On August 28-30 Lee defeated a much larger second Union force under General John Pope at the Second Battle of Bull Run. In just nine weeks time, the front had moved from just six miles from Richmond to 20 miles from Washington D.C.

Lee then invaded Maryland. McClellan captured the Confederate plans so his 87,138 troops met the Confederate invasion force of 38,000 near Sharpsburg, just 70 miles North of Washington. Along Antietam Creek, 23,000 Americans died on both sides on the day of April 17, 1862. Because the South withdrew back to Virginia and Washington was saved, the battle was a tactical Union victory; but Lincoln’s dream of winning a quick decisive victory were dashed by the events of those 90 days.

Because Lee had escaped, Lincoln replaced McClellan as commander of the Army of the Potomac with General Ambrose Burnside. Burnside attacked Fredericksburg, Virginia; however after he crossed the Rappahannock River he was unable to dislodge Lee from his prepared positions. 122,009 troops with the Army of the Potomac were repulsed by 78,513 Confederates under Lee. Burnside withdrew after taking over 12,000 casualties on December 15, 1862.

In May 1863, the Army of the Potomac under General Joseph Hooker forced battle with Lee at Chancellorsville. They were thoroughly routed even though Hooker had 133,868 men to Lee’s 60,298. It was Lee’s finest victory. Afterwards, the New York Tribune’s Horace Greeley wrote, “My God! It is horrible—horrible; and to think of it, 130,000 magnificent soldiers so cut to pieces by less than 60,000 half-starved ragamuffins!” Lt. General Thomas Jonathan “Stonewall” Jackson, who commanded Second Corps (and was arguably Lee’s most capable commander) died from his wounds at Chancellorsville.

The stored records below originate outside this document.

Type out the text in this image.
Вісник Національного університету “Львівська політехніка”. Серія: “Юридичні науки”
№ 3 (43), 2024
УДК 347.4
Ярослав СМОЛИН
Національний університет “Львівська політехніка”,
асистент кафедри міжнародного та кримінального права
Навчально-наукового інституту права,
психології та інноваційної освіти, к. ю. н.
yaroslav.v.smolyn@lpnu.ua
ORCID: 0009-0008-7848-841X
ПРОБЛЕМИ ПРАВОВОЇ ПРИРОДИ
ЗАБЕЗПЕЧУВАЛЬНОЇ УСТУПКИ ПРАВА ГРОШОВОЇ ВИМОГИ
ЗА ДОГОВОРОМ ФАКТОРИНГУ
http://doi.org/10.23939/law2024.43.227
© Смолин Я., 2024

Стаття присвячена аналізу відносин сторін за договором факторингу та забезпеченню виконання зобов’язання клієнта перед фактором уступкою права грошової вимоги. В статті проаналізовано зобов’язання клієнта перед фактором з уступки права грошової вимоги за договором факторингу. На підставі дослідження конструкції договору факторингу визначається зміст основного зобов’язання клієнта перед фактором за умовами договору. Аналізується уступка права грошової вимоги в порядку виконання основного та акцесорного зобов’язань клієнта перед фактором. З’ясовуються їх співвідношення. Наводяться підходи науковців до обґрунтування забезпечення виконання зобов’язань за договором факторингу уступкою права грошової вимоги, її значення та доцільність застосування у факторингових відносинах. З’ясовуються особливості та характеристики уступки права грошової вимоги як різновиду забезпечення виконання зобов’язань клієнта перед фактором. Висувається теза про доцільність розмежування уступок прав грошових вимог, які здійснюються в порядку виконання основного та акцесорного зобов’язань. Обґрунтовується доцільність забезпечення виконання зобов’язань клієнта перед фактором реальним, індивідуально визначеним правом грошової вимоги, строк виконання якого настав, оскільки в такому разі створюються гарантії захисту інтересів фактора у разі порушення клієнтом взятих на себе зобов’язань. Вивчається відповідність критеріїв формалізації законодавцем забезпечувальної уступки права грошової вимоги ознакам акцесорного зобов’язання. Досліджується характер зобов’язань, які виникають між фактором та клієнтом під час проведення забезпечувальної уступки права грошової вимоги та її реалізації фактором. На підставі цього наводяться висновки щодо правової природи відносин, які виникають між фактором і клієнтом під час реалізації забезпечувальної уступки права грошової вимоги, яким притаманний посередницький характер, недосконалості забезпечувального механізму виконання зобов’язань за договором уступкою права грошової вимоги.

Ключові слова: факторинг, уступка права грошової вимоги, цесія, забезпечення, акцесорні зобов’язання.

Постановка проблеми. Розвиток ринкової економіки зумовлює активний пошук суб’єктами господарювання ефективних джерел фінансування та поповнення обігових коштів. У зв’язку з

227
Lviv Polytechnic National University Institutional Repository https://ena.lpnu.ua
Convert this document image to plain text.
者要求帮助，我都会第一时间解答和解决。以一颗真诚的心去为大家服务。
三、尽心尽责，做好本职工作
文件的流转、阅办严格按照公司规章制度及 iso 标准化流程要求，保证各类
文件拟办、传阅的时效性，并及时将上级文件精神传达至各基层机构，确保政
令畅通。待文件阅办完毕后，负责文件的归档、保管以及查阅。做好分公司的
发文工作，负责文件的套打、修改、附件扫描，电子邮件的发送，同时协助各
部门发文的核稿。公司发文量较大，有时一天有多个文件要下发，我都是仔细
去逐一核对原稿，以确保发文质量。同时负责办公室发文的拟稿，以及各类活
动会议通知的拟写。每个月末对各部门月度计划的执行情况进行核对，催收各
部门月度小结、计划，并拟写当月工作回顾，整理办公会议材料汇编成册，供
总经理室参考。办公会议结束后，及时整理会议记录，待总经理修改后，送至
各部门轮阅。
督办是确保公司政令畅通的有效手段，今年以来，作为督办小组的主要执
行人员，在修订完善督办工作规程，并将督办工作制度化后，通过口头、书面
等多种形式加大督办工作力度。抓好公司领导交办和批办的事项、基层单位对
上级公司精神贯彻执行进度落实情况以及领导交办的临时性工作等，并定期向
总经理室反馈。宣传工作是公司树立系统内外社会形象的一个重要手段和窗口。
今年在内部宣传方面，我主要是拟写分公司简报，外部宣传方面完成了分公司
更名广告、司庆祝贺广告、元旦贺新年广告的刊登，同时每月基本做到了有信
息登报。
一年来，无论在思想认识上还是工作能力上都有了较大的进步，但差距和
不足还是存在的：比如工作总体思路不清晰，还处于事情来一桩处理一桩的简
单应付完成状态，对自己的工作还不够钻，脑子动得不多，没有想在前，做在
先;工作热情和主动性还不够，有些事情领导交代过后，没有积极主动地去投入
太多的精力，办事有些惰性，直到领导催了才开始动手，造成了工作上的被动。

In June 1863, Lee invaded the north again. Hooker moved to ignore Lee and move on Richmond; but Lincoln overruled that decision. General George Meade met Lee at Gettysburg, Pennsylvania in July. After three days of intense fighting that produced over 48,000 combined casualties, Lee was forced to withdraw although he withdrew in good order with only limited efforts at pursuit by Meade. Worse the decision to gamble everything on the invasion meant that the Confederacy failed to devote enough resources to break through to relieve Vicksburg, Mississippi which fell to General Ulysses S. Grant while Lee was battling Meade at Gettysburg. The west was now cut off from the rest of the South. Realizing the extent of the debacle, Lee offered his resignation to Davis; but Davis refused it.

In October 1863 Lee and Meade clashed again in the Bristow Campaign; but there was no decisive outcome. On November 27 Meade attempted to cut off Ewell’s Second Corps; but the planned forced march was too slow so Lee was able to react and fend off the effort in the five day battle.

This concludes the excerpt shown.